Case ID: f-supp_112/html/0355-01.html
Source: Caselaw Access Project
Author: {"author": "SMITH, District Judge.", "license": "Public Domain", "url": "https://static.case.law/"}
Date Created: 2024-08-24T03:29:51.129683

TURGEON et al. v. SHELBY MUTUAL PLATE GLASS & CAS. CO.
    Civ. No. 3713.
    United States District Court D. Connecticut.
    Jan. 27, 1953.
    Robert Halloran, of Halloran, Sage & Phelon, Plartford, Conn., for plaintiffs.
    Valentine IJ. Sacco, of Butler, Volpe, Garrity & Sacco, Hartford, Conn., for defendant
   SMITH, District Judge.

Plaintiffs recovered in the New York Courts judgments for personal injuries and death against one Mazziott, insured by defendant under a garage liability policy. The judgments are for amounts largely in excess of the policy limits and remain wholly unsatisfied.

Defendant moves for summary judgment dismissing the second count. Plaintiffs in the second count seek recovery of the full amounts of the judgments with interest, alleging that defendant negligently failed to settle within the policy limits.

It may be conceded, as defendant contends, that plaintiffs, even if treated as creditor third-party beneficiaries, could recover on the policy itself only the policy limits.
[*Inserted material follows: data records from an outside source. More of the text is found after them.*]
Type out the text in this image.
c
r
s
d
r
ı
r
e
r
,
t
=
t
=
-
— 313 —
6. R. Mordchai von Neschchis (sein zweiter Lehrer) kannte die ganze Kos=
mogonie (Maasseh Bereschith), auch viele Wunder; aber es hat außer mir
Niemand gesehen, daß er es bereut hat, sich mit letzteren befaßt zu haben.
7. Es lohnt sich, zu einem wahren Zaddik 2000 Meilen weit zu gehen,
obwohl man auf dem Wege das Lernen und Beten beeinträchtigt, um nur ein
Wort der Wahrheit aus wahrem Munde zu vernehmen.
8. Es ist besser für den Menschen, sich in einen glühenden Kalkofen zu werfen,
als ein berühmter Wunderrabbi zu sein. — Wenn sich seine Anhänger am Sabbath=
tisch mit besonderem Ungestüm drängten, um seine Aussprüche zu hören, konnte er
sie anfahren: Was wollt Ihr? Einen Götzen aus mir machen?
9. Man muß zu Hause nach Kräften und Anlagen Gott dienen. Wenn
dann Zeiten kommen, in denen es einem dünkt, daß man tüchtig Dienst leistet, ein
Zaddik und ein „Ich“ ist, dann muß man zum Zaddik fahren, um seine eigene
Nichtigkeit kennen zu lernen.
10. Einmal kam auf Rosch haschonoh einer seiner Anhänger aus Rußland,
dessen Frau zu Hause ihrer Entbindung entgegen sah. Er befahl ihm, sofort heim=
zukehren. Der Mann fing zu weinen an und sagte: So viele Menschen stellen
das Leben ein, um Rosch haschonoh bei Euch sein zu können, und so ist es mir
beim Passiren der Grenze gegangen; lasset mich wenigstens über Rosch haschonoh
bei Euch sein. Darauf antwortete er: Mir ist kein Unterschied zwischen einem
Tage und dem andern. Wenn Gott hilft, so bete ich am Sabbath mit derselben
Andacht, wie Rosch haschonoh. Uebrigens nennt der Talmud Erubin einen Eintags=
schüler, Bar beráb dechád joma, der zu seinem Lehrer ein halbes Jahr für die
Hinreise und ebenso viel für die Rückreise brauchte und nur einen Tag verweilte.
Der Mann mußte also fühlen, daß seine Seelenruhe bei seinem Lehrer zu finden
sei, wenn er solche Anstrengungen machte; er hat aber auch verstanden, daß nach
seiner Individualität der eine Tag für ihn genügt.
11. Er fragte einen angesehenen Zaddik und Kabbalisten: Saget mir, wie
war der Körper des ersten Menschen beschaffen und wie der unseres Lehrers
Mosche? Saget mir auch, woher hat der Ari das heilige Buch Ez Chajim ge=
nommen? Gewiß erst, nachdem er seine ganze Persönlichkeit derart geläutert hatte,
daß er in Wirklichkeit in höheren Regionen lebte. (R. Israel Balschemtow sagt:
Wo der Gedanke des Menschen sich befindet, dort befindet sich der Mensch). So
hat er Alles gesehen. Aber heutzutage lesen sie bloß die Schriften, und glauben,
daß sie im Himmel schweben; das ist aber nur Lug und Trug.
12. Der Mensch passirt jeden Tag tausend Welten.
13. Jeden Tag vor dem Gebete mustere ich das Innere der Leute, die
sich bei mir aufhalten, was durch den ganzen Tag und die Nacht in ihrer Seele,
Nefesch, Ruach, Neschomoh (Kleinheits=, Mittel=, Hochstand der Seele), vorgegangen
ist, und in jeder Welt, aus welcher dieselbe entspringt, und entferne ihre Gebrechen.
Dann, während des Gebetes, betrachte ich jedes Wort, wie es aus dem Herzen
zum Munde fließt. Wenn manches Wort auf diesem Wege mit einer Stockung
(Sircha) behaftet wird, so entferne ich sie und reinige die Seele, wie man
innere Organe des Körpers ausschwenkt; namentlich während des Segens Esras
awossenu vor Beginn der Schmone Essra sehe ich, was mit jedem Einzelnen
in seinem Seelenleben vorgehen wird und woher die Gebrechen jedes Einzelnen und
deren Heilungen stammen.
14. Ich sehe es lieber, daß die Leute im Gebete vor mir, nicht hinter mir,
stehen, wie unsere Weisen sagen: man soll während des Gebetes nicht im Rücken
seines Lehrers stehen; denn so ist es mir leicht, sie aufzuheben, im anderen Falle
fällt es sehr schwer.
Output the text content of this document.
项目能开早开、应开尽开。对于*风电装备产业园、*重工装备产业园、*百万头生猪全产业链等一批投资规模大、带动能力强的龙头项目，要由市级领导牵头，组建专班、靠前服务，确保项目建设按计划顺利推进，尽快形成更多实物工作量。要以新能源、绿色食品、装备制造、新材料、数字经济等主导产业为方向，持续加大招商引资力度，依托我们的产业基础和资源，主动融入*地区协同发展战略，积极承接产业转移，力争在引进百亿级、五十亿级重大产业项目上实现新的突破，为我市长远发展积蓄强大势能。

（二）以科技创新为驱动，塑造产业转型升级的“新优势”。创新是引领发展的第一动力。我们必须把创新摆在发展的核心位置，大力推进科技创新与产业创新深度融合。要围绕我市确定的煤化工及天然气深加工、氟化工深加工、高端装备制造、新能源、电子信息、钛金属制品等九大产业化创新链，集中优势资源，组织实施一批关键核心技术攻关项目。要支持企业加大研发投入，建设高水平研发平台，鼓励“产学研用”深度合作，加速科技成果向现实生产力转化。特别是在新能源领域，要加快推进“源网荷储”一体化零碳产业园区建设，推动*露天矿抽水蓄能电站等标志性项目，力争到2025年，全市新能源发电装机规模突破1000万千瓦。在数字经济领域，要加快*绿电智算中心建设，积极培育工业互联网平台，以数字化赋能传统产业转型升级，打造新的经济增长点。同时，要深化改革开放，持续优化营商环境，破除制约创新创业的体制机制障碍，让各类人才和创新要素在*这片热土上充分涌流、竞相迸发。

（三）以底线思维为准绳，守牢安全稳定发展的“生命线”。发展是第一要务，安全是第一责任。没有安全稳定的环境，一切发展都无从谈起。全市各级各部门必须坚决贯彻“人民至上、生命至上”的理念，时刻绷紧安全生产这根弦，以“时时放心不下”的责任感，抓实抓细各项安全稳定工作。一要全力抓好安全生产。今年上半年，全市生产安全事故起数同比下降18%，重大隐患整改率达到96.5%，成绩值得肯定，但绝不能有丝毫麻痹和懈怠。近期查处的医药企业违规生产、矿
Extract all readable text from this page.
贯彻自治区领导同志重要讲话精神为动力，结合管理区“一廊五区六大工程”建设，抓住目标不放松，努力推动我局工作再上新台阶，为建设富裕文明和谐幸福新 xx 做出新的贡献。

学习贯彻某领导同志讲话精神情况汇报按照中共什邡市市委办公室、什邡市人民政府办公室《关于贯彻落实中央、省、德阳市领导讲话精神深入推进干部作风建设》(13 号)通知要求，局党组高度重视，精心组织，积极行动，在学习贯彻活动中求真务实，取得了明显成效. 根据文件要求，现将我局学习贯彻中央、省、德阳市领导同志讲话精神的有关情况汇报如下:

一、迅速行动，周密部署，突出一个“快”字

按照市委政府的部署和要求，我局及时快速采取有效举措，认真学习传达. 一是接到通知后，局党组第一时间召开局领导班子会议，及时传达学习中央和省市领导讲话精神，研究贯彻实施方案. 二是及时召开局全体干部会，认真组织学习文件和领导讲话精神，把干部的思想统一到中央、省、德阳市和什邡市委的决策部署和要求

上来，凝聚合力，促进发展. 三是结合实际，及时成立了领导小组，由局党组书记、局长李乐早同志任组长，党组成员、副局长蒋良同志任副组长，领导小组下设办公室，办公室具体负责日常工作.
The plaintiffs, however, base their claims on the statute which by its terms subrogates them to all the insured’s rights against the defendant. Insured’s right of action in negligence ordinarily would not be assignable to plaintiffs, but there is no reason to doubt the power of the Legislature to transfer this right if it chose to do so.

Its primary purpose in the act in question was to provide protection for those injured by judgment-proof insureds. We cannot say whether it had specifically in mind the insured’s right of action for negligence against the insurer as well as his right of action for breach of the contract to pay up to a specified amount on behalf of the insured. Both were, however, potential assets of the insured and one may as well be marshalled for the satisfaction of the insured’s judgment debt to the injured party as the other.

The language of the statute is broad enough to cover both.

The motion for summary judgment on the second count is denied.